Now I can compare these data for abnormalities. In this example, memory utilization on the server is consistently above 70%. But this is not only a reason for the performance issue.
- Now let’s include metrics from the related devices to identify the cause.
- To add additional entities related to the device, click on the icon below.
This will add other entities like interface, hardware sensors, etc. We can expand the entity group and select an entity to get the metrics related to that entity.
- In this example, I have selected the Interface entity and selected an interface; now, I can see all metric groups related to that entity.
- We can drag and drop the metrics in the analysis space for further analysis.
I have included packet loss and interface transmit and receive metrics for comparison.
- From this graph, we can see there is a huge packet loss on this device, and also received percent utilization is high. These two factors can be a reason for my performance issue in the application.
- Now we have to work with the Network team to fix the packet loss issue on this device and the high bandwidth utilization.
- Packet loss issues can be fixed with the help of the service provider.
- We can use Netflow Traffic Analyzer to fix high bandwidth utilization to identify the cause and resolve the issue. If you are not aware of how to use Netflow Traffic Analyzer, click on this link.
- If you want to see past data for an issue that already happened, we can choose a custom time to analyze the data. To select a custom time, click on the Last 12 hours.
- Now select the pre-defined or custom time frame and click on Use.
- Now I can see the data for the custom time range I have chosen.
- If you have an issue in real-time and want to see the real-time data for correlation, click on Start Real-Time Polling.
- Once start the real-time polling, you can see the real-time data from the device.
- To stop Real-Time polling, click on Stop Real-Time Polling. This will stop collecting real-time data.
- We can save this PerfStack analysis for these devices to check in the future in case the issue reoccurs. Click on Save.
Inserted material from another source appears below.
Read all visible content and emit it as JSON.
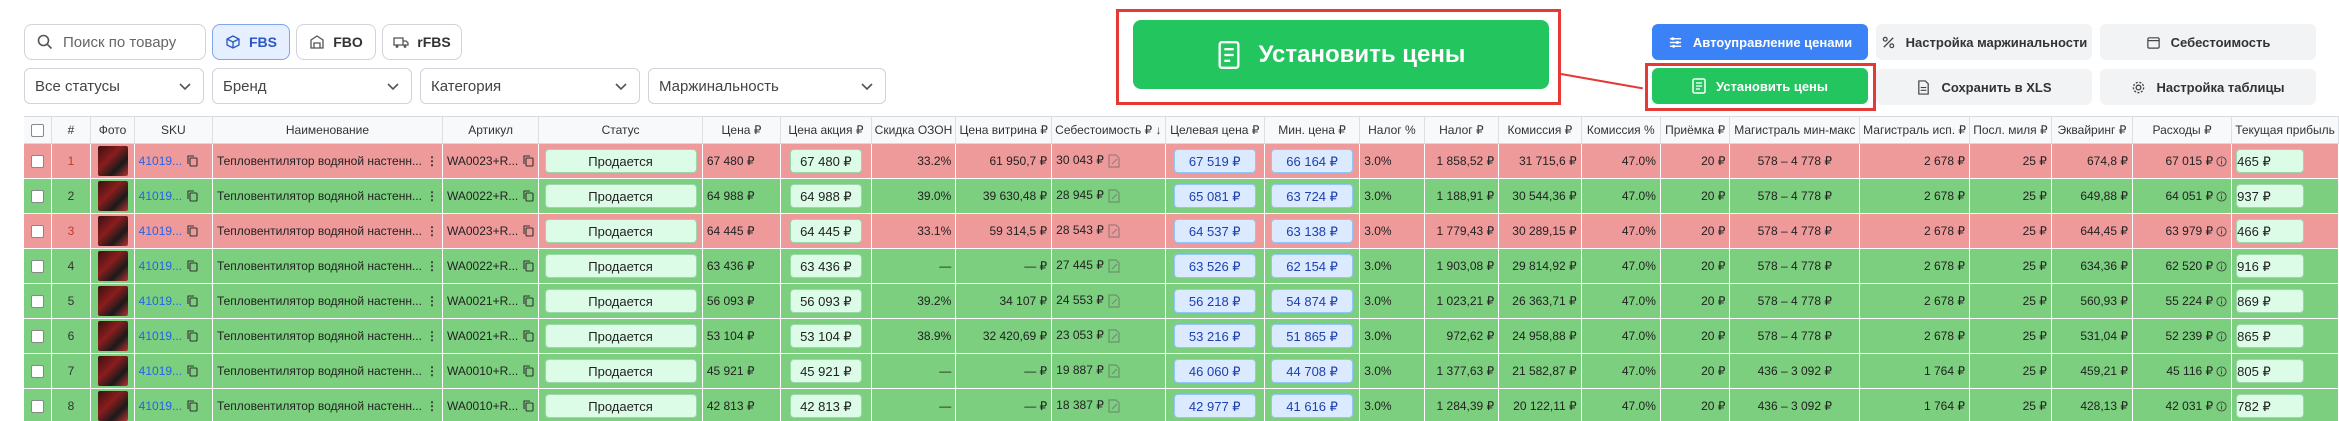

- Enter an appropriate name for this analysis project and click on Save.
- Your project will be saved in Solarwinds, and you can bookmark this URL and use it in the future. Also, you can add the URL to the Menu bar; we will discuss this in detail in a different article.
- We can share the project URL with other teams to collaborate with them for further troubleshooting; click on the Share to button, and the URL of the project will be copied, and we can share that URL with other teams.
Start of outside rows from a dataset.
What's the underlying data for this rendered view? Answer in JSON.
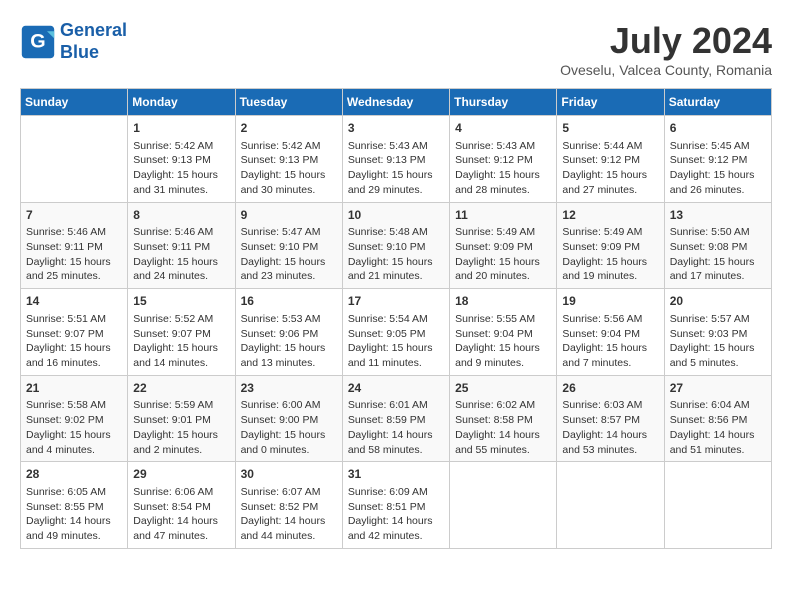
{
  "header": {
    "logo_line1": "General",
    "logo_line2": "Blue",
    "month": "July 2024",
    "location": "Oveselu, Valcea County, Romania"
  },
  "weekdays": [
    "Sunday",
    "Monday",
    "Tuesday",
    "Wednesday",
    "Thursday",
    "Friday",
    "Saturday"
  ],
  "weeks": [
    [
      {
        "day": "",
        "info": ""
      },
      {
        "day": "1",
        "info": "Sunrise: 5:42 AM\nSunset: 9:13 PM\nDaylight: 15 hours\nand 31 minutes."
      },
      {
        "day": "2",
        "info": "Sunrise: 5:42 AM\nSunset: 9:13 PM\nDaylight: 15 hours\nand 30 minutes."
      },
      {
        "day": "3",
        "info": "Sunrise: 5:43 AM\nSunset: 9:13 PM\nDaylight: 15 hours\nand 29 minutes."
      },
      {
        "day": "4",
        "info": "Sunrise: 5:43 AM\nSunset: 9:12 PM\nDaylight: 15 hours\nand 28 minutes."
      },
      {
        "day": "5",
        "info": "Sunrise: 5:44 AM\nSunset: 9:12 PM\nDaylight: 15 hours\nand 27 minutes."
      },
      {
        "day": "6",
        "info": "Sunrise: 5:45 AM\nSunset: 9:12 PM\nDaylight: 15 hours\nand 26 minutes."
      }
    ],
    [
      {
        "day": "7",
        "info": "Sunrise: 5:46 AM\nSunset: 9:11 PM\nDaylight: 15 hours\nand 25 minutes."
      },
      {
        "day": "8",
        "info": "Sunrise: 5:46 AM\nSunset: 9:11 PM\nDaylight: 15 hours\nand 24 minutes."
      },
      {
        "day": "9",
        "info": "Sunrise: 5:47 AM\nSunset: 9:10 PM\nDaylight: 15 hours\nand 23 minutes."
      },
      {
        "day": "10",
        "info": "Sunrise: 5:48 AM\nSunset: 9:10 PM\nDaylight: 15 hours\nand 21 minutes."
      },
      {
        "day": "11",
        "info": "Sunrise: 5:49 AM\nSunset: 9:09 PM\nDaylight: 15 hours\nand 20 minutes."
      },
      {
        "day": "12",
        "info": "Sunrise: 5:49 AM\nSunset: 9:09 PM\nDaylight: 15 hours\nand 19 minutes."
      },
      {
        "day": "13",
        "info": "Sunrise: 5:50 AM\nSunset: 9:08 PM\nDaylight: 15 hours\nand 17 minutes."
      }
    ],
    [
      {
        "day": "14",
        "info": "Sunrise: 5:51 AM\nSunset: 9:07 PM\nDaylight: 15 hours\nand 16 minutes."
      },
      {
        "day": "15",
        "info": "Sunrise: 5:52 AM\nSunset: 9:07 PM\nDaylight: 15 hours\nand 14 minutes."
      },
      {
        "day": "16",
        "info": "Sunrise: 5:53 AM\nSunset: 9:06 PM\nDaylight: 15 hours\nand 13 minutes."
      },
      {
        "day": "17",
        "info": "Sunrise: 5:54 AM\nSunset: 9:05 PM\nDaylight: 15 hours\nand 11 minutes."
      },
      {
        "day": "18",
        "info": "Sunrise: 5:55 AM\nSunset: 9:04 PM\nDaylight: 15 hours\nand 9 minutes."
      },
      {
        "day": "19",
        "info": "Sunrise: 5:56 AM\nSunset: 9:04 PM\nDaylight: 15 hours\nand 7 minutes."
      },
      {
        "day": "20",
        "info": "Sunrise: 5:57 AM\nSunset: 9:03 PM\nDaylight: 15 hours\nand 5 minutes."
      }
    ],
    [
      {
        "day": "21",
        "info": "Sunrise: 5:58 AM\nSunset: 9:02 PM\nDaylight: 15 hours\nand 4 minutes."
      },
      {
        "day": "22",
        "info": "Sunrise: 5:59 AM\nSunset: 9:01 PM\nDaylight: 15 hours\nand 2 minutes."
      },
      {
        "day": "23",
        "info": "Sunrise: 6:00 AM\nSunset: 9:00 PM\nDaylight: 15 hours\nand 0 minutes."
      },
      {
        "day": "24",
        "info": "Sunrise: 6:01 AM\nSunset: 8:59 PM\nDaylight: 14 hours\nand 58 minutes."
      },
      {
        "day": "25",
        "info": "Sunrise: 6:02 AM\nSunset: 8:58 PM\nDaylight: 14 hours\nand 55 minutes."
      },
      {
        "day": "26",
        "info": "Sunrise: 6:03 AM\nSunset: 8:57 PM\nDaylight: 14 hours\nand 53 minutes."
      },
      {
        "day": "27",
        "info": "Sunrise: 6:04 AM\nSunset: 8:56 PM\nDaylight: 14 hours\nand 51 minutes."
      }
    ],
    [
      {
        "day": "28",
        "info": "Sunrise: 6:05 AM\nSunset: 8:55 PM\nDaylight: 14 hours\nand 49 minutes."
      },
      {
        "day": "29",
        "info": "Sunrise: 6:06 AM\nSunset: 8:54 PM\nDaylight: 14 hours\nand 47 minutes."
      },
      {
        "day": "30",
        "info": "Sunrise: 6:07 AM\nSunset: 8:52 PM\nDaylight: 14 hours\nand 44 minutes."
      },
      {
        "day": "31",
        "info": "Sunrise: 6:09 AM\nSunset: 8:51 PM\nDaylight: 14 hours\nand 42 minutes."
      },
      {
        "day": "",
        "info": ""
      },
      {
        "day": "",
        "info": ""
      },
      {
        "day": "",
        "info": ""
      }
    ]
  ]
}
- We can export the raw data from these graphs by clicking on the Export option.
Raw data will be exported in CSV file format; we can use the data to have a better look at the data for further troubleshooting. Here is the sample of raw data.
This is how we can use the PerfStack feature to identify the cause of a performance-related issue. If we have modules like NPM, NTA, SAM, and NCM in an integrated environment, we can use those metrics inside PerfStack to get further clarity on the issue.
This will help us drill down to identify the exact cause of the problem. Once we identify the reason, the issue can be fixed quickly. We can work on how to prevent and avoid the issue again by setting proactive alerts using Solarwinds advanced alerting feature.